Ölüm Yiyen'in soluk yüzünün az biraz günışığı gördüğünde domatesin çeşitli tonlarına büründüğüne yemin edebilirdi.
"Sakın inkâr etmeye çalışma Lils, ama Gideon çok seksi biri," dedi Marlene.
"Kesinlikle." Lily belli etmeden sırıtarak yemeğine döndü. "Oldukça."
"Peki ya şu Goldstein? Onun ismi de Gideon değil miydi," diye sordu James sessizce, "yanlış hatırlamıyorsam?"
Lily gözlerinden ateş püskürerek "Andrew," diye düzeltti. "Anlattığıma pişman etme, James, aramızda hâlâ oldukça sır var. Açıkçası... evet, biliyor musun? Hani sormuş muydun eğer geçmişe gidersen yine de onunla birlikte olur musun diye? Cevabım evet. Belki de geçirdiğim en iyi geceydi."
James Potter kollarını çaprazlayarak gözlerini devirdi ve "Hormonlar," diye mırıldandı.
"Hey!" Marlene, masaya tırmanıp krepini olduğu gibi yiyen kedisi Croketta'yı tekrar aşağı koydu. "Orada kal," dedi.
Kedi tısladı
"...Biliyor musun, sen artık fazla olmaya başladın, Lily."
"James, sana kaç sefer söyleyeceğim, o sümsük Snape ile aramızda hiçbir şey yoktu..."
"Ah, ah, tabii, ne de olsa güya onu arkadaşı olarak gören sendin, değil mi? Ona neden hâlâ o şekilde baktığını fark ettiğimi sanma."
"Potter!"
"Efendim, Potter?" James ayağa kalkıp ellerini beline koydu ve deri ceketini omzuna attı. "Efendim?"
"Nereye gidiyorsun?" diye sordu Lily sinirle.
"Eve."
"Evelyn'e değildir umarım? Şu son zamanlarda ayrılmaz ikilisiniz de."

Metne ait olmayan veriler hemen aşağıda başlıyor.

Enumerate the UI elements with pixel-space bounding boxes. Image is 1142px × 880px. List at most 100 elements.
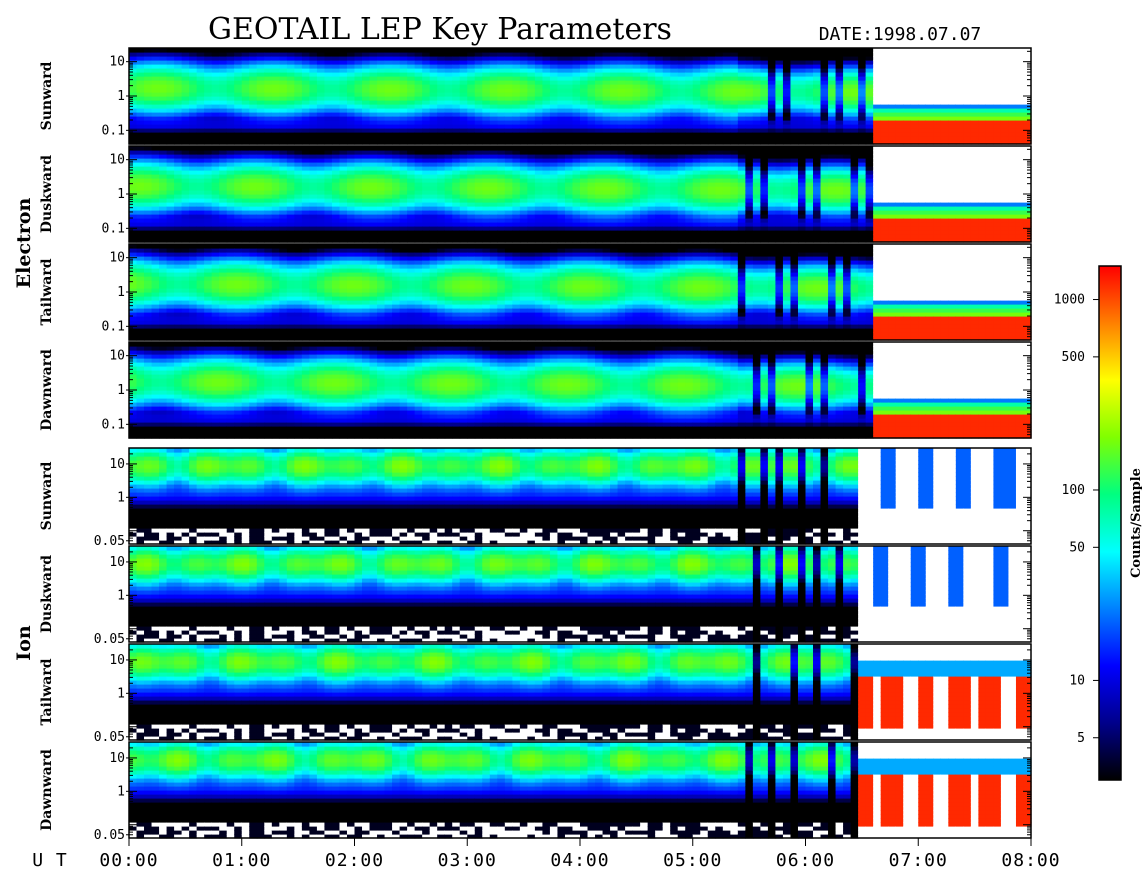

James dişlerini gıcırdattı ve "Hm," dedi elini masaya koyarak. Marlene sıçradı. "Tekrar sormayacağım, Lily. Benimle geliyor musun?"
Lily bir süreliğine duraksadı.
ŞİMDİ OKUDUĞUN
Marauders Era 2 - Düşüş Zamanı
FanfictionLily Evans kendini hep oldukça şanslı bir kız olarak görmüştü. Canından çok sevdiği arkadaşları, mükemmel bir nişanlısı ve (bundan pek emin olmasa bile) onu seven bir ailesi vardı. Kim dahasını isterdi ki? Ama refahları uzun sürmeyecekti. Gölgelerd...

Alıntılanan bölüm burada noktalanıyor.